Reviewed by Colin Jacobson (October 2, 2023)
Due to kidney failure and other health issues, Jean Harlow died at the young age of 26. This left 1937’s Saratoga as her final flick – one the studio needed to work around her loss to complete because she passed during the production.
Due to gambling debts, Frank Clayton (Jonathan Hale) causes his horse farm to go broke. Bookie Duke Bradley (Clark Gable) gains the deed to the ranch as payment, though he accepts reluctantly due to his friendship with the family.
Despite that, this doesn’t sit well with Frank’s daughter Carol (Harlow), and she attempts to find a way to regain control of the land from Duke. Initially antagonistic toward each other, might Duke and Carol see love blossom?
Uh, yeah. If this sounds like a spoiler, then you need to get out more.
Saratoga offered the sixth collaboration between Harlow and Gable. They didn’t connect romantically in all six, but by 1937, audiences clearly expected those leads to fall in love, so it comes as no surprise this film would follow that path.
The question becomes whether or not Saratoga manages to offer anything clever or intriguing with a story that hews toward viewer expectations. Unfortunately, this becomes a fairly stale stab at a romantic comedy.
In particular, the story just feels like a mess. We don’t get a particularly clear through-line, so while we fully realize where the narrative will conclude, Saratoga fails to find an involving path to arrive there.
Really, beyond the “enemies who become lovers” formula, Saratoga barely attempts a plot. Of course, Carol’s fiancé Hartley Madison (Walter Pidgeon) acts as a fly in the ointment, but no one ever takes him seriously as a romantic rival.
Pidgeon plays Madison as one of the blandest characters in movie history, and he obviously offers no competition for the dynamic Gable. Clark doesn’t stretch his legs as Duke, but even a cruise control Gable still manifests a charismatic figure.

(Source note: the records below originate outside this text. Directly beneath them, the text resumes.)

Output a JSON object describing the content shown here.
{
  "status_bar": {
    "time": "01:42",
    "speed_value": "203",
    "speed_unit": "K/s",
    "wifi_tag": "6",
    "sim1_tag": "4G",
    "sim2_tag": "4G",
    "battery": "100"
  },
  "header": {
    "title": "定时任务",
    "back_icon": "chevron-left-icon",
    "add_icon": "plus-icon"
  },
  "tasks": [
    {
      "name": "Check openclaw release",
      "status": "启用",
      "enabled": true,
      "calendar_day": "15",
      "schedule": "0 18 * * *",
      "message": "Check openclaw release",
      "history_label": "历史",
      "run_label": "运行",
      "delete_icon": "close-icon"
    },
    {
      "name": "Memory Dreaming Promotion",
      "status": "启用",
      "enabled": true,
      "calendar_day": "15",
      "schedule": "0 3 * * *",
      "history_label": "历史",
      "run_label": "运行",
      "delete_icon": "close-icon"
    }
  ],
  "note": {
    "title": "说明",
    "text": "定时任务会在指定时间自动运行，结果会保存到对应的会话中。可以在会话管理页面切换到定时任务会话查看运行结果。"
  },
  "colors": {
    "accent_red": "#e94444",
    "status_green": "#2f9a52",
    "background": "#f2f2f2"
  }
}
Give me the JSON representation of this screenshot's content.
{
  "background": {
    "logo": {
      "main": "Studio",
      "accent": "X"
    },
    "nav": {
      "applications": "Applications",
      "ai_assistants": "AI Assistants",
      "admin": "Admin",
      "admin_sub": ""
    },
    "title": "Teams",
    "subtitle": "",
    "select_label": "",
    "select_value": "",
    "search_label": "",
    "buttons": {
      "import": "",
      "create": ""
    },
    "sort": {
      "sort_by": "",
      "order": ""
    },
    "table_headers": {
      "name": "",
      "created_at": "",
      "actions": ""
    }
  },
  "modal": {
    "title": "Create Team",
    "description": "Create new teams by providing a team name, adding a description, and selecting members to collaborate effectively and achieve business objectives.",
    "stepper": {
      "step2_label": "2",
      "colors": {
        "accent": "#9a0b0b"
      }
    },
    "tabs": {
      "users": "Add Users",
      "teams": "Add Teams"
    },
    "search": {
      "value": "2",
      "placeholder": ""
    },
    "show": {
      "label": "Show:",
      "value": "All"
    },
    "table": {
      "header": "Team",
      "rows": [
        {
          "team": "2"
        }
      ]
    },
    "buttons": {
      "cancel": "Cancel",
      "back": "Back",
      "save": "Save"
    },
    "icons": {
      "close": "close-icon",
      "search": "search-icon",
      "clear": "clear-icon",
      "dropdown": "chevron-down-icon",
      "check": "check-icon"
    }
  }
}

Whether due to her frail physical status or just the dullness of the script, Harlow fails to create sparks with Gable, unfortunately. She comes across as a bit flat and lethargic, without the effervescence one would expect from a major star of the era, so I suspect her illness damaged her performance.
Inevitably, it becomes tough to avoid the temptation to look for the “fill-in footage” here. Saratoga used doubles to substitute for Harlow, and her absence becomes pretty obvious.
Well, when we hunt for these scenes, that is. Saratoga manages to cover for Harlow reasonably well, as some of the scenes without her feel obvious from the “looking for it” POV but don’t seem like a tremendous stretch otherwise.
Actually, given that the studio wanted to reshoot the movie with a different female lead, I expected to find much more Harlow-free than we do.
Instead, only a handful of scenes with doubles appear. Harlow made it through about 90 percent of the flick, so the sequences without her become only a minor distraction at worst.
Carol does go MIA for an awful lot of the third act, though, which makes me suspect the producers rewrote the script to work around Harlow. This means the prospective romantic finale feels odd and truncated since Harlow wasn’t there to shoot it.
Nonetheless, the bigger issue here remains the muddy narrative and the general ennui of the experience. As noted, the plot feels mushy and takes us down a fairly uninteresting path to the inevitable romantic finale.
Saratoga does boast a solid cast. In addition to those mentioned, we find talents like Lionel Barrymore, Hattie McDaniel, Frank Morgan, Una Merkel and Cliff Edwards.
Heck, since Margaret Hamilton shows up in an uncredited small role, we even get a preview of 1939’s Wizard of Oz!
All of this brings us to a genial movie that just doesn’t click. Even with a solid group of actors, Saratoga simply seems too inert and directionless to become more than a minor pleasure at best.